Researchers successfully circumvented Apple’s restrictions, allowing them to execute attacker-controlled actions on the company’s on-device language model through a prompt injection attack. Apple has since enhanced its safeguards against this vulnerability.

Details of the attack were published in two blog posts on the RSAC blog and reported by AppleInsider. The researchers utilized two exploit techniques to bypass input and output filters designed to prevent harmful content from being processed by Apple’s local model.

The researchers noted they had limited understanding of Apple’s filtering processes due to the company’s lack of disclosure regarding its internal workings. They speculated that an input filter assesses user prompts for unsafe content; if detected, the API call fails. If the prompt passes, it is sent to the model, which then outputs a response that is filtered again for unsafe content.
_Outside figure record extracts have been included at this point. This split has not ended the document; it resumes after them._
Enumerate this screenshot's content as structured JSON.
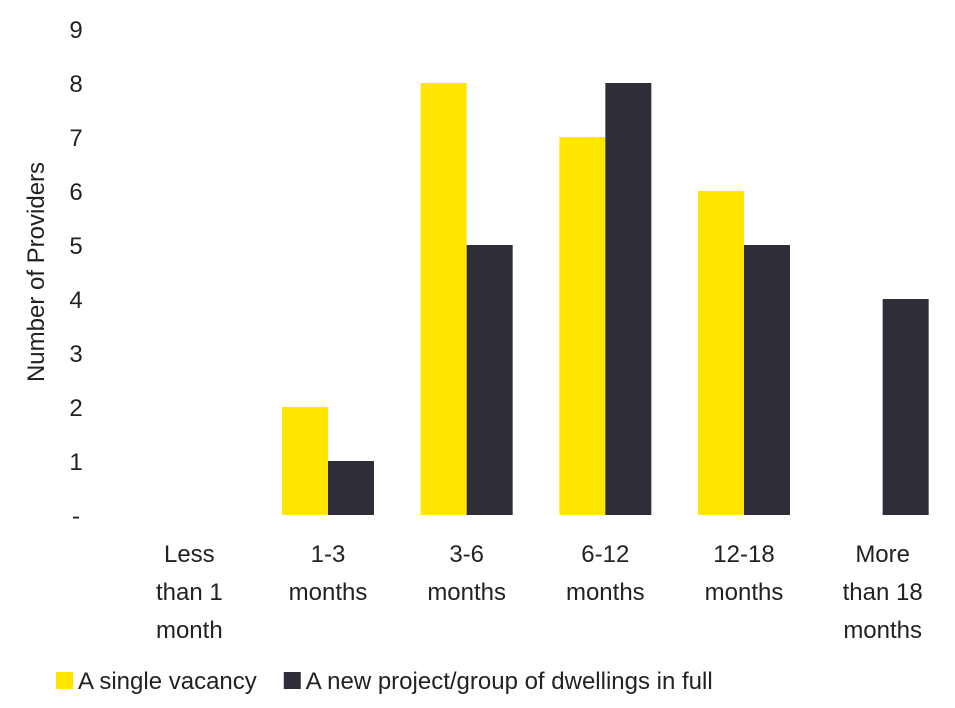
{
  "chart_data": {
    "type": "bar",
    "ylabel": "Number of Providers",
    "xlabel": "",
    "ylim": [
      0,
      9
    ],
    "yticks": [
      "-",
      "1",
      "2",
      "3",
      "4",
      "5",
      "6",
      "7",
      "8",
      "9"
    ],
    "categories": [
      [
        "Less",
        "than 1",
        "month"
      ],
      [
        "1-3",
        "months"
      ],
      [
        "3-6",
        "months"
      ],
      [
        "6-12",
        "months"
      ],
      [
        "12-18",
        "months"
      ],
      [
        "More",
        "than 18",
        "months"
      ]
    ],
    "series": [
      {
        "name": "A single vacancy",
        "color": "#FFE600",
        "values": [
          0,
          2,
          8,
          7,
          6,
          0
        ]
      },
      {
        "name": "A new project/group of dwellings in full",
        "color": "#2E2E38",
        "values": [
          0,
          1,
          5,
          8,
          5,
          4
        ]
      }
    ],
    "grid": false,
    "legend_position": "bottom"
  }
}
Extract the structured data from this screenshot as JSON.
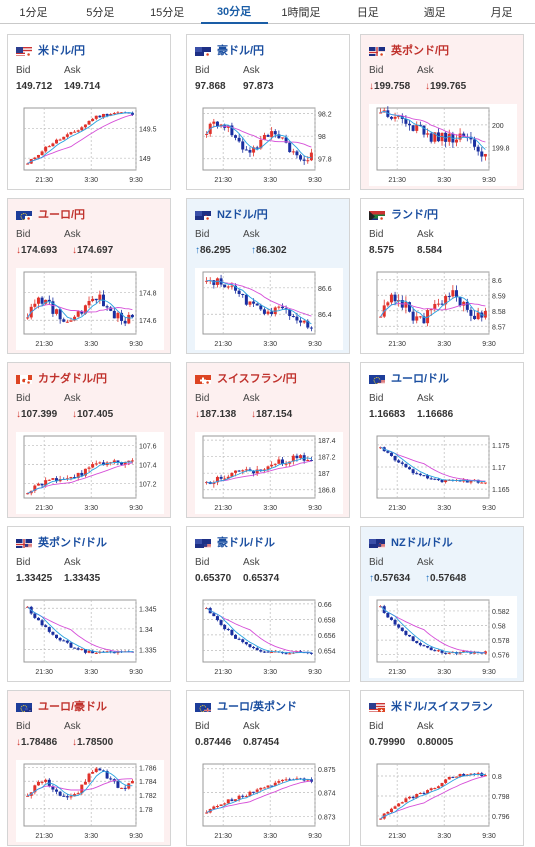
{
  "tabs": [
    {
      "label": "1分足",
      "active": false
    },
    {
      "label": "5分足",
      "active": false
    },
    {
      "label": "15分足",
      "active": false
    },
    {
      "label": "30分足",
      "active": true
    },
    {
      "label": "1時間足",
      "active": false
    },
    {
      "label": "日足",
      "active": false
    },
    {
      "label": "週足",
      "active": false
    },
    {
      "label": "月足",
      "active": false
    }
  ],
  "labels": {
    "bid": "Bid",
    "ask": "Ask"
  },
  "arrows": {
    "down": "↓",
    "up": "↑"
  },
  "colors": {
    "down_bg": "#fdf0f0",
    "up_bg": "#ecf4fb",
    "candle_up": "#e0322b",
    "candle_down": "#1a2fa0",
    "ma": "#d64fd8",
    "ma_short": "#2aa3e0",
    "link": "#1a4ea0"
  },
  "cards": [
    {
      "pair": "米ドル/円",
      "flag": "us-jp",
      "trend": "none",
      "bid": "149.712",
      "ask": "149.714",
      "yticks": [
        "149.5",
        "149"
      ],
      "ylim": [
        148.8,
        149.85
      ],
      "ytickvals": [
        149.5,
        149.0
      ],
      "xticks": [
        "21:30",
        "3:30",
        "9:30"
      ],
      "shape": "rise",
      "start": 148.9,
      "end": 149.72,
      "noise": 0.06
    },
    {
      "pair": "豪ドル/円",
      "flag": "au-jp",
      "trend": "none",
      "bid": "97.868",
      "ask": "97.873",
      "yticks": [
        "98.2",
        "98",
        "97.8"
      ],
      "ylim": [
        97.7,
        98.25
      ],
      "ytickvals": [
        98.2,
        98.0,
        97.8
      ],
      "xticks": [
        "21:30",
        "3:30",
        "9:30"
      ],
      "shape": "wave",
      "start": 98.05,
      "end": 97.87,
      "noise": 0.08
    },
    {
      "pair": "英ポンド/円",
      "flag": "gb-jp",
      "trend": "down",
      "bid": "199.758",
      "ask": "199.765",
      "yticks": [
        "200",
        "199.8"
      ],
      "ylim": [
        199.6,
        200.15
      ],
      "ytickvals": [
        200.0,
        199.8
      ],
      "xticks": [
        "21:30",
        "3:30",
        "9:30"
      ],
      "shape": "fall",
      "start": 200.1,
      "end": 199.76,
      "noise": 0.1
    },
    {
      "pair": "ユーロ/円",
      "flag": "eu-jp",
      "trend": "down",
      "bid": "174.693",
      "ask": "174.697",
      "yticks": [
        "174.8",
        "174.6"
      ],
      "ylim": [
        174.5,
        174.95
      ],
      "ytickvals": [
        174.8,
        174.6
      ],
      "xticks": [
        "21:30",
        "3:30",
        "9:30"
      ],
      "shape": "wave",
      "start": 174.65,
      "end": 174.69,
      "noise": 0.07
    },
    {
      "pair": "NZドル/円",
      "flag": "nz-jp",
      "trend": "up",
      "bid": "86.295",
      "ask": "86.302",
      "yticks": [
        "86.6",
        "86.4"
      ],
      "ylim": [
        86.25,
        86.72
      ],
      "ytickvals": [
        86.6,
        86.4
      ],
      "xticks": [
        "21:30",
        "3:30",
        "9:30"
      ],
      "shape": "fall",
      "start": 86.65,
      "end": 86.3,
      "noise": 0.06
    },
    {
      "pair": "ランド/円",
      "flag": "za-jp",
      "trend": "none",
      "bid": "8.575",
      "ask": "8.584",
      "yticks": [
        "8.6",
        "8.59",
        "8.58",
        "8.57"
      ],
      "ylim": [
        8.565,
        8.605
      ],
      "ytickvals": [
        8.6,
        8.59,
        8.58,
        8.57
      ],
      "xticks": [
        "21:30",
        "3:30",
        "9:30"
      ],
      "shape": "wave",
      "start": 8.58,
      "end": 8.585,
      "noise": 0.008
    },
    {
      "pair": "カナダドル/円",
      "flag": "ca-jp",
      "trend": "down",
      "bid": "107.399",
      "ask": "107.405",
      "yticks": [
        "107.6",
        "107.4",
        "107.2"
      ],
      "ylim": [
        107.05,
        107.7
      ],
      "ytickvals": [
        107.6,
        107.4,
        107.2
      ],
      "xticks": [
        "21:30",
        "3:30",
        "9:30"
      ],
      "shape": "rise",
      "start": 107.1,
      "end": 107.4,
      "noise": 0.07
    },
    {
      "pair": "スイスフラン/円",
      "flag": "ch-jp",
      "trend": "down",
      "bid": "187.138",
      "ask": "187.154",
      "yticks": [
        "187.4",
        "187.2",
        "187",
        "186.8"
      ],
      "ylim": [
        186.7,
        187.45
      ],
      "ytickvals": [
        187.4,
        187.2,
        187.0,
        186.8
      ],
      "xticks": [
        "21:30",
        "3:30",
        "9:30"
      ],
      "shape": "rise",
      "start": 186.85,
      "end": 187.14,
      "noise": 0.09
    },
    {
      "pair": "ユーロ/ドル",
      "flag": "eu-us",
      "trend": "none",
      "bid": "1.16683",
      "ask": "1.16686",
      "yticks": [
        "1.175",
        "1.17",
        "1.165"
      ],
      "ylim": [
        1.163,
        1.177
      ],
      "ytickvals": [
        1.175,
        1.17,
        1.165
      ],
      "xticks": [
        "21:30",
        "3:30",
        "9:30"
      ],
      "shape": "drop",
      "start": 1.1745,
      "end": 1.1668,
      "noise": 0.0008
    },
    {
      "pair": "英ポンド/ドル",
      "flag": "gb-us",
      "trend": "none",
      "bid": "1.33425",
      "ask": "1.33435",
      "yticks": [
        "1.345",
        "1.34",
        "1.335"
      ],
      "ylim": [
        1.332,
        1.347
      ],
      "ytickvals": [
        1.345,
        1.34,
        1.335
      ],
      "xticks": [
        "21:30",
        "3:30",
        "9:30"
      ],
      "shape": "drop",
      "start": 1.345,
      "end": 1.3343,
      "noise": 0.0008
    },
    {
      "pair": "豪ドル/ドル",
      "flag": "au-us",
      "trend": "none",
      "bid": "0.65370",
      "ask": "0.65374",
      "yticks": [
        "0.66",
        "0.658",
        "0.656",
        "0.654"
      ],
      "ylim": [
        0.6525,
        0.6605
      ],
      "ytickvals": [
        0.66,
        0.658,
        0.656,
        0.654
      ],
      "xticks": [
        "21:30",
        "3:30",
        "9:30"
      ],
      "shape": "drop",
      "start": 0.6595,
      "end": 0.6537,
      "noise": 0.0004
    },
    {
      "pair": "NZドル/ドル",
      "flag": "nz-us",
      "trend": "up",
      "bid": "0.57634",
      "ask": "0.57648",
      "yticks": [
        "0.582",
        "0.58",
        "0.578",
        "0.576"
      ],
      "ylim": [
        0.575,
        0.5835
      ],
      "ytickvals": [
        0.582,
        0.58,
        0.578,
        0.576
      ],
      "xticks": [
        "21:30",
        "3:30",
        "9:30"
      ],
      "shape": "drop",
      "start": 0.5825,
      "end": 0.5763,
      "noise": 0.0004
    },
    {
      "pair": "ユーロ/豪ドル",
      "flag": "eu-au",
      "trend": "down",
      "bid": "1.78486",
      "ask": "1.78500",
      "yticks": [
        "1.786",
        "1.784",
        "1.782",
        "1.78"
      ],
      "ylim": [
        1.7775,
        1.7865
      ],
      "ytickvals": [
        1.786,
        1.784,
        1.782,
        1.78
      ],
      "xticks": [
        "21:30",
        "3:30",
        "9:30"
      ],
      "shape": "wave",
      "start": 1.782,
      "end": 1.7849,
      "noise": 0.0008
    },
    {
      "pair": "ユーロ/英ポンド",
      "flag": "eu-gb",
      "trend": "none",
      "bid": "0.87446",
      "ask": "0.87454",
      "yticks": [
        "0.875",
        "0.874",
        "0.873"
      ],
      "ylim": [
        0.8726,
        0.8752
      ],
      "ytickvals": [
        0.875,
        0.874,
        0.873
      ],
      "xticks": [
        "21:30",
        "3:30",
        "9:30"
      ],
      "shape": "rise",
      "start": 0.8731,
      "end": 0.87448,
      "noise": 0.0002
    },
    {
      "pair": "米ドル/スイスフラン",
      "flag": "us-ch",
      "trend": "none",
      "bid": "0.79990",
      "ask": "0.80005",
      "yticks": [
        "0.8",
        "0.798",
        "0.796"
      ],
      "ylim": [
        0.795,
        0.8012
      ],
      "ytickvals": [
        0.8,
        0.798,
        0.796
      ],
      "xticks": [
        "21:30",
        "3:30",
        "9:30"
      ],
      "shape": "rise",
      "start": 0.7958,
      "end": 0.7999,
      "noise": 0.0003
    }
  ]
}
To exploit these processes, the researchers developed a method that chained two techniques to manipulate the on-device model. First, they executed a Unicode attack, writing harmful strings backwards, utilizing the RIGHT-TO-LEFT OVERRIDE character to make them render correctly while keeping them backwards in raw input, thus bypassing the filters.

They then employed a second method called Neural Exec, which allowed them to override the model’s instructions with alternate commands. The combination of these tactics enabled the researchers to control the model’s behavior, successfully executing the exploit in 76% of over 100 random prompts tested.

The attack was disclosed to Apple in October 2025. In response, Apple implemented protections against this specific vulnerability in its software updates, rolling out the enhanced security measures in iOS 26.4 and macOS 26.4.